To get your current metadata you should:
- Press the **Generate your data** link on the Dashboard page.
- Press the **Get your data** link on the Dashboard page.

## Supplied Python Scripts
In the 'src' folder you will find a few scripts to help you get started on your fungi adventure.
- `create_shoppinglist.py`: Will help you prepare your metadata-shoppinglist and save it as an .csv file
- `fungi_network.py`: Will train a simple EfficientNet for classification of fungi images and create predictions saved as a .csv file
- `random_fungi_predictions.py`: Randomly assigns labels to the test set

## Getting Started
This should get you started in the challenge:

- Download the image data
- Login with your team name and password
- Prepare your data
- Get your data
- Adapt and run the `random_fungi_predictions.py` example script
- Use the basic image classification pipeline in `fungi_network.py` and train a network on the imaging data
- Upload the predictions
- Investigate the available metadata in the training set, and cultivate the ultimate strategy for your fungi-fueled team! 🍄
- **Have fun(gi)!**

### Buying more metadata

You buy metadata by preparing a CSV file and upload it in the Dashboard page.

The meta data costs:
- `eventDate` : 2 credits
- `Latitude` : 1 credit
- `Longitude` : 1 credit
- `Habitat` : 2 credits
- `Substrate` : 2 credits

The entries/rows in the CSV file are **image name**, **metadata type**. You can use the script in `create_shoppinglist.py` found in the `src` folder to generate the .csv file in the correct format.

For example:

```
fungi_train000000.jpg,Habitat
fungi_train000002.jpg,Latitude
fungi_train000018.jpg,Longitude
fungi_train000019.jpg,Substrate
fungi_train000018.jpg,eventDate
```

This example will spend eight credits to buy the specified metadata for the specified photos.

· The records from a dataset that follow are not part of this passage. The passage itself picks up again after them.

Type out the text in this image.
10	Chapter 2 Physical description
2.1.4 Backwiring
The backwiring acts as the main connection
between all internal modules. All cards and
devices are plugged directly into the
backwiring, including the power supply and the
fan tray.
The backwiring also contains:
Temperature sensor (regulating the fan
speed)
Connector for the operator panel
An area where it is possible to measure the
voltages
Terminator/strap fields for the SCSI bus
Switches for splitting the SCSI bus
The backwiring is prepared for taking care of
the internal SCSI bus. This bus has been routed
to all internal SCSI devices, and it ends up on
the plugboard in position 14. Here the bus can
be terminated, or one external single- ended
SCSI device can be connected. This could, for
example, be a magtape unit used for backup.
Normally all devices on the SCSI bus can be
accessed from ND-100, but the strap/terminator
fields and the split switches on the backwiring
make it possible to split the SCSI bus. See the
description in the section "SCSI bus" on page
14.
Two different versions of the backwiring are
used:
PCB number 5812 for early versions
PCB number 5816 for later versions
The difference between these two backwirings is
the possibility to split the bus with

When you have bought metadata, there should be a summary message at the bottom of the Dashboard page.

When you have bought metadata, you should *generate* and *get* your data.

### Send more money - how much do I have?

Each team starts with 20.000 credits. During the challenge, this amount increases with 10.000 every 12 hours.

### Uploading predictions

You upload predictions by preparing a CSV file, where each row contains the **image name** and the **label**

**NOTE:** The first line of the CSV file should be a short textual description of the prediction method.

Example:
```
random_fungi_predictions
fungi_test000000.jpg,99
fungi_test000001.jpg,2
fungi_test000002.jpg,107
fungi_test000003.jpg,173
...
```

When you have uploaded a prediction file, there should be a summary message at the bottom of the Dashboard page.